Diagrammatic Representation of Fragment Attachment to Chromosome Ends. The 9-Bic-1 (9-B inactive centromere-1; a translocation of an inactive B chromosome centromere on the tip of chromosome arm 9S) chromosome has an inactive B centromere present on the tip of the short arm of chromosome 9 (Han et al., 2006). Chromosome 9 is depicted in blue, B chromosomes are depicted in purple, and B centromeres are depicted in red. In the absence of a normal B chromosome, 9-Bic1 disjoins normally (not shown). However, when a normal B chromosome is added to the genotype, it supplies the transacting factors for nondisjunction to itself and to the inactive B centromere on 9S (depicted on the left). The arrows indicate nondisjunction of 9-Bic-1 and the B chromosome. Thus, 9-Bic-1 now undergoes nondisjunction or, more often, is broken in the anaphase of the second pollen mitosis (Han et al., 2007) shown in the center. The B centromere has a specific repeat that allows it to be followed by FISH (depicted in red). In the progeny of crosses of 9-Bic-1 + B chromosomes, broken fragments of 9S with the B centromere were found attached to the ends of other chromosomes (Han et al., 2007; right).
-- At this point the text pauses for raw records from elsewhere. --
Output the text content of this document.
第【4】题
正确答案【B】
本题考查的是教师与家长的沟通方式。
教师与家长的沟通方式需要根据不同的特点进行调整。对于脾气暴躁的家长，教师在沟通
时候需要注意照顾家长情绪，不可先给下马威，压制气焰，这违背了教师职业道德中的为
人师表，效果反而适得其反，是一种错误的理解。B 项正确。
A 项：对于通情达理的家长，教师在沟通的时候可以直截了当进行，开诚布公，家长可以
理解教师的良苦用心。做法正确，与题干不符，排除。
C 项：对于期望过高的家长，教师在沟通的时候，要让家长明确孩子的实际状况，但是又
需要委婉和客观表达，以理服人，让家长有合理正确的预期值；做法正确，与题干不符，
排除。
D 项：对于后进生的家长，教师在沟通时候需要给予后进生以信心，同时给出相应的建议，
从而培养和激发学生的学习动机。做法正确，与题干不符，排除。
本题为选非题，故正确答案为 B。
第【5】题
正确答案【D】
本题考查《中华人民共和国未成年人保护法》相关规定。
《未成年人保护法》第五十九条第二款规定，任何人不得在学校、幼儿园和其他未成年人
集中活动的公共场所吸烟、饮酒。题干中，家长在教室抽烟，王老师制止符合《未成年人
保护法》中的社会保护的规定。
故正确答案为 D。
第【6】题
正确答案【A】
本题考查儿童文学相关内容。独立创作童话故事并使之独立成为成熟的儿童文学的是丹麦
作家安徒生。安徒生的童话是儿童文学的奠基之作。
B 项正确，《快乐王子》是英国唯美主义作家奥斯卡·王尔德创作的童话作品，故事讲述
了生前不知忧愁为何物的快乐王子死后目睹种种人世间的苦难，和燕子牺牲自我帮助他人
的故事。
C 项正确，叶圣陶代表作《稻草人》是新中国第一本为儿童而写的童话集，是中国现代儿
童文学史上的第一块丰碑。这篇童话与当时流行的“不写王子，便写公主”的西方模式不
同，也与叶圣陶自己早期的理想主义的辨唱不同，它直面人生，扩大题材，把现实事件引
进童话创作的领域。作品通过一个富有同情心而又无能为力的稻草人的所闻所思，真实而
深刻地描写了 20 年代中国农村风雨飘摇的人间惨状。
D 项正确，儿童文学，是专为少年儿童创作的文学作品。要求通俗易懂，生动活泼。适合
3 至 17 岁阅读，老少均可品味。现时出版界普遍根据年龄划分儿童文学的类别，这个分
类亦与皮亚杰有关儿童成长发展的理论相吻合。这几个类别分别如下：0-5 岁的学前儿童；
Red circles indicate the inactive B centromere attached to chromosome 2, 7, or 8.

Figure 6.

Fragment Attachment to the Terminus of the Short Arm of Chromosome 7. FISH image of 7-Bic-1 in which the inactive B centromere (red) was broken from 9-Bic-1 (see Figure 5) and became attached to the terminus of the short arm of chromosome 7 (arrows). Knob heterochromatin is labeled in green. The chromosome is homozygous viable and thus must not be missing any vital genes. Inset shows the 7-Bic-1 chromosome with the merged image, with the B repeat indicating the inactive B centromere and the knob heterochromatin labels with the gray-scale 4′,6-diamidino-2-phenylindole (DAPI). Bar = 10 μm.

Figure 7.

Diagrammatic Representation of Nested Chromosomal Insertion and End-to-End Fusions: Common Chromosome Number Reduction Events in Evolution. Two of the most common chromosomal rearrangements during karyotype evolution are end-to-end fusions and nested chromosomal insertions (Lysak et al., 2006; Luo et al., 2009, 2017; Murat et al., 2010; Schubert and Lysak, 2011; Wang and Bennetzen, 2012; Wang et al., 2015; Hoang and Schubert, 2017). At the left, two chromosomes are depicted in orange and blue with the centromere depicted as gray ovals. End-to-end fusions result from the joining of the termini of the two chromosomes, which is likely associated with deletion or inactivation of one of the two centromeres such that the result is not functionally dicentric, which would lead to its fracture. Experimentally, centromere inactivation can occur within the span of a cell cycle, or at least a few, and then the inactive state is perpetuated over generations (Han et al., 2009; Gao et al., 2011). Nested chromosomal insertion occurs when one chromosome inserts at or near the centromere of another chromosome. Again, only one centromere would retain function for the integrity of the new chromosome to be maintained.